Don’t Expect To Get A Loan For Free
Over the past few months, the monetary policy committee of the Bank of England have reduced the base rate of interest on homeowner loans and mortgages by a staggering 3.5 per cent, so that the base rate now stands at only 1.5 per cent, the lowest in the history of the Bank of England.
As the effects of the credit crunch are biting even harder and the UK economy is now officially in recession, there is a wide amount of speculation that interest rates could get even cheaper than they currently are, possibly even reaching zero per cent.
Many borrowers with existing homeowner loans, particularly those who are currently on a tracker rate or standard variable rate are getting quite excited at the moment, as their monthly loan repayments seem to be getting lower each month and a large number of borrowers are looking forward to the time when rates fall to zero and they will not be paying any interest, effectively getting a loan for free.
Most banks and building societies had included a collared rate on their tracker deals, but since nobody ever expected homeowner loan rates to become as low as they have done, this information was not included in their documentation and therefore the Financial Services Authority (FSA) declared that these collars could not be enforced and lenders would have to honour their agreements, in the interests of treating customers fairly.
But speaking at the recent Council of Mortgage Lenders (CML) conference, a spokesperson for the FSA said that it was unlikely for this situation to even have been considered when the original loan was applied for and it would be irrational of borrowers to expect their loans to be cost free and even more ridiculous to expect a lender to pay someone for borrowing money.

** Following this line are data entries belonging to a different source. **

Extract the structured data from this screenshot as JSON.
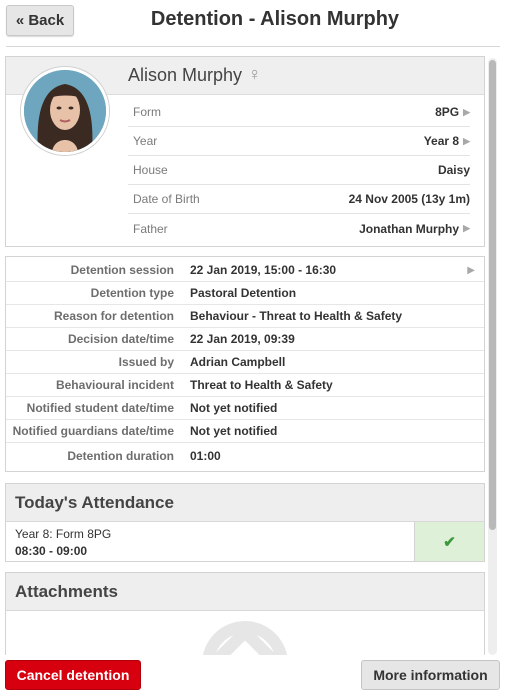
{
  "header": {
    "back_label": "« Back",
    "title": "Detention - Alison Murphy"
  },
  "student": {
    "name": "Alison Murphy",
    "gender_symbol": "♀",
    "avatar_icon": "student-photo",
    "rows": [
      {
        "label": "Form",
        "value": "8PG",
        "chevron": "▶"
      },
      {
        "label": "Year",
        "value": "Year 8",
        "chevron": "▶"
      },
      {
        "label": "House",
        "value": "Daisy",
        "chevron": ""
      },
      {
        "label": "Date of Birth",
        "value": "24 Nov 2005 (13y 1m)",
        "chevron": ""
      },
      {
        "label": "Father",
        "value": "Jonathan Murphy",
        "chevron": "▶"
      }
    ]
  },
  "detention": {
    "rows": [
      {
        "label": "Detention session",
        "value": "22 Jan 2019, 15:00 - 16:30",
        "chevron": "▶"
      },
      {
        "label": "Detention type",
        "value": "Pastoral Detention",
        "chevron": ""
      },
      {
        "label": "Reason for detention",
        "value": "Behaviour - Threat to Health & Safety",
        "chevron": ""
      },
      {
        "label": "Decision date/time",
        "value": "22 Jan 2019, 09:39",
        "chevron": ""
      },
      {
        "label": "Issued by",
        "value": "Adrian Campbell",
        "chevron": ""
      },
      {
        "label": "Behavioural incident",
        "value": "Threat to Health & Safety",
        "chevron": ""
      },
      {
        "label": "Notified student date/time",
        "value": "Not yet notified",
        "chevron": ""
      },
      {
        "label": "Notified guardians date/time",
        "value": "Not yet notified",
        "chevron": ""
      },
      {
        "label": "Detention duration",
        "value": "01:00",
        "chevron": ""
      }
    ]
  },
  "attendance": {
    "heading": "Today's Attendance",
    "line1": "Year 8: Form 8PG",
    "line2": "08:30 - 09:00",
    "status_symbol": "✔",
    "status_color": "#3c9a3c"
  },
  "attachments": {
    "heading": "Attachments",
    "icon": "upload-icon"
  },
  "footer": {
    "cancel_label": "Cancel detention",
    "cancel_color": "#d7000f",
    "more_label": "More information"
  }
}
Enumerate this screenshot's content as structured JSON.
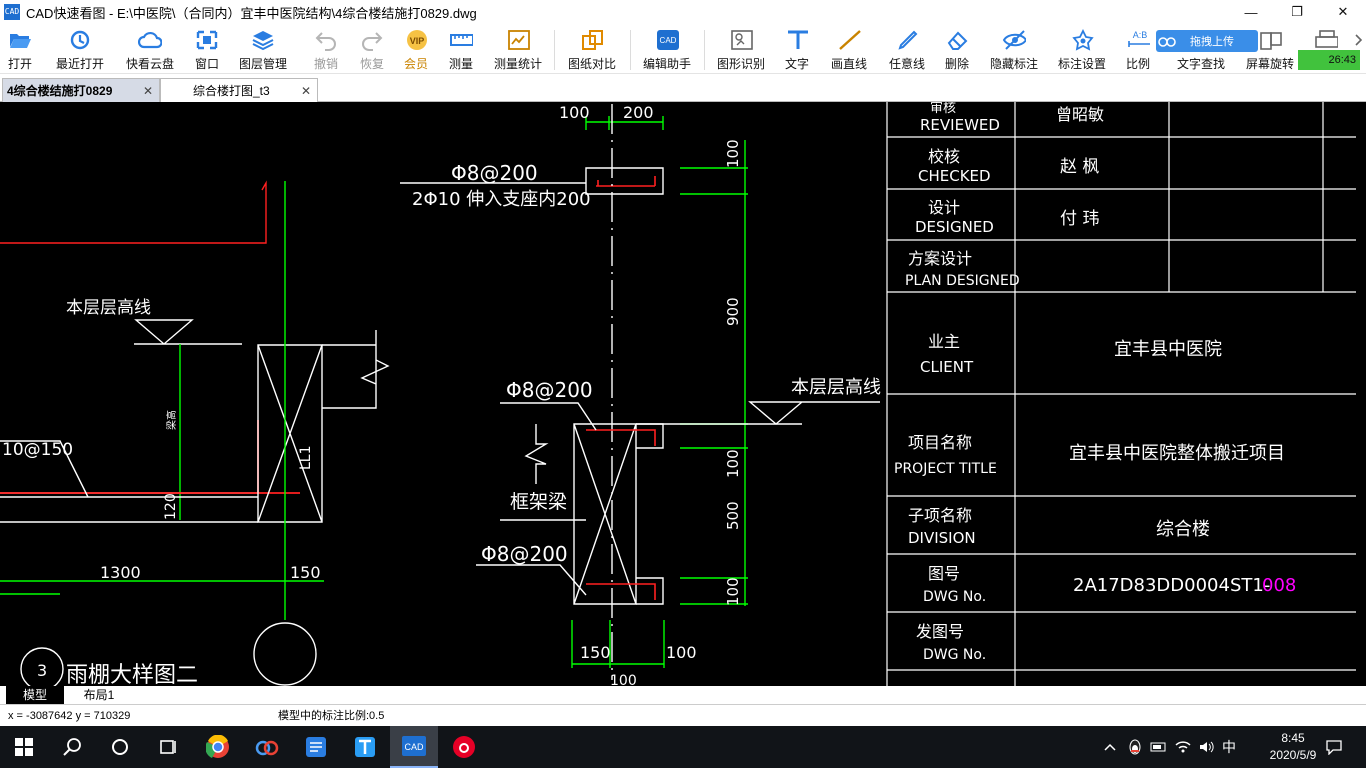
{
  "window": {
    "app_icon_text": "CAD",
    "title": "CAD快速看图 - E:\\中医院\\（合同内）宜丰中医院结构\\4综合楼结施打0829.dwg",
    "minimize": "—",
    "maximize": "❐",
    "close": "✕"
  },
  "toolbar": {
    "buttons": [
      {
        "label": "打开",
        "icon": "folder-open-icon"
      },
      {
        "label": "最近打开",
        "icon": "recent-clock-icon"
      },
      {
        "label": "快看云盘",
        "icon": "cloud-icon"
      },
      {
        "label": "窗口",
        "icon": "window-icon"
      },
      {
        "label": "图层管理",
        "icon": "layers-icon"
      },
      {
        "label": "撤销",
        "icon": "undo-icon"
      },
      {
        "label": "恢复",
        "icon": "redo-icon"
      },
      {
        "label": "会员",
        "icon": "vip-icon"
      },
      {
        "label": "测量",
        "icon": "ruler-icon"
      },
      {
        "label": "测量统计",
        "icon": "measure-stats-icon"
      },
      {
        "label": "图纸对比",
        "icon": "compare-icon"
      },
      {
        "label": "编辑助手",
        "icon": "edit-assistant-icon"
      },
      {
        "label": "图形识别",
        "icon": "shape-recognize-icon"
      },
      {
        "label": "文字",
        "icon": "text-icon"
      },
      {
        "label": "画直线",
        "icon": "line-icon"
      },
      {
        "label": "任意线",
        "icon": "freehand-pen-icon"
      },
      {
        "label": "删除",
        "icon": "eraser-icon"
      },
      {
        "label": "隐藏标注",
        "icon": "hide-eye-icon"
      },
      {
        "label": "标注设置",
        "icon": "annotation-settings-icon"
      },
      {
        "label": "比例",
        "icon": "scale-icon"
      },
      {
        "label": "文字查找",
        "icon": "text-search-icon"
      },
      {
        "label": "屏幕旋转",
        "icon": "screen-rotate-icon"
      }
    ],
    "upload_label": "拖拽上传",
    "timer": "26:43"
  },
  "tabs": [
    {
      "label": "4综合楼结施打0829",
      "close": "✕"
    },
    {
      "label": "综合楼打图_t3",
      "close": "✕"
    }
  ],
  "drawing": {
    "left_detail": {
      "level_line": "本层层高线",
      "rebar_label": "10@150",
      "dim_1300": "1300",
      "dim_150": "150",
      "dim_120": "120",
      "vertical_small": "梁高",
      "beam_label": "LL1",
      "detail_number": "3",
      "detail_title": "雨棚大样图二"
    },
    "center_detail": {
      "dim_top_100": "100",
      "dim_top_200": "200",
      "rebar_top": "Φ8@200",
      "rebar_anchor": "2Φ10  伸入支座内200",
      "dim_v_100a": "100",
      "dim_v_900": "900",
      "level_line": "本层层高线",
      "rebar_mid": "Φ8@200",
      "dim_v_100b": "100",
      "frame_beam": "框架梁",
      "dim_v_500": "500",
      "rebar_bottom": "Φ8@200",
      "dim_v_100c": "100",
      "dim_b_150": "150",
      "dim_b_100": "100",
      "dim_b_100c": "100"
    },
    "title_block": {
      "reviewed_cn": "审核",
      "reviewed_en": "REVIEWED",
      "reviewed_name": "曾昭敏",
      "checked_cn": "校核",
      "checked_en": "CHECKED",
      "checked_name": "赵 枫",
      "designed_cn": "设计",
      "designed_en": "DESIGNED",
      "designed_name": "付 玮",
      "plan_cn": "方案设计",
      "plan_en": "PLAN DESIGNED",
      "client_cn": "业主",
      "client_en": "CLIENT",
      "client_value": "宜丰县中医院",
      "project_cn": "项目名称",
      "project_en": "PROJECT TITLE",
      "project_value": "宜丰县中医院整体搬迁项目",
      "division_cn": "子项名称",
      "division_en": "DIVISION",
      "division_value": "综合楼",
      "dwg_cn": "图号",
      "dwg_en": "DWG No.",
      "dwg_value": "2A17D83DD0004ST1-",
      "dwg_suffix": "008",
      "issue_cn": "发图号",
      "issue_en": "DWG No."
    }
  },
  "layout_tabs": [
    "模型",
    "布局1"
  ],
  "status": {
    "coords": "x = -3087642  y = 710329",
    "scale_text": "模型中的标注比例:0.5"
  },
  "taskbar": {
    "apps": [
      "start-icon",
      "search-icon",
      "cortana-icon",
      "task-view-icon",
      "chrome-icon",
      "baidu-netdisk-icon",
      "cad-reader-icon",
      "text-app-icon",
      "cad-quickview-icon",
      "netease-music-icon"
    ],
    "ime": "中",
    "time": "8:45",
    "date": "2020/5/9"
  },
  "colors": {
    "cad_green": "#00ff00",
    "cad_white": "#ffffff",
    "cad_red": "#ff2020",
    "cad_magenta": "#ff00ff",
    "ribbon_blue": "#1e6fd0",
    "timer_green": "#41c23d"
  }
}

Banks are in the awkward position of having to try and balance loan rates against savings rates, to attract new depositors and this means that it will be unlikely for homeowner loan rates to reach zero per cent. Of course, this all depends on the actual wording of the loan agreement and if a borrower were to challenge a lender not reducing rates in the courts and won, it could open the flood gates for many more claims against lenders.
It will be interesting to see what the FSA have to say then!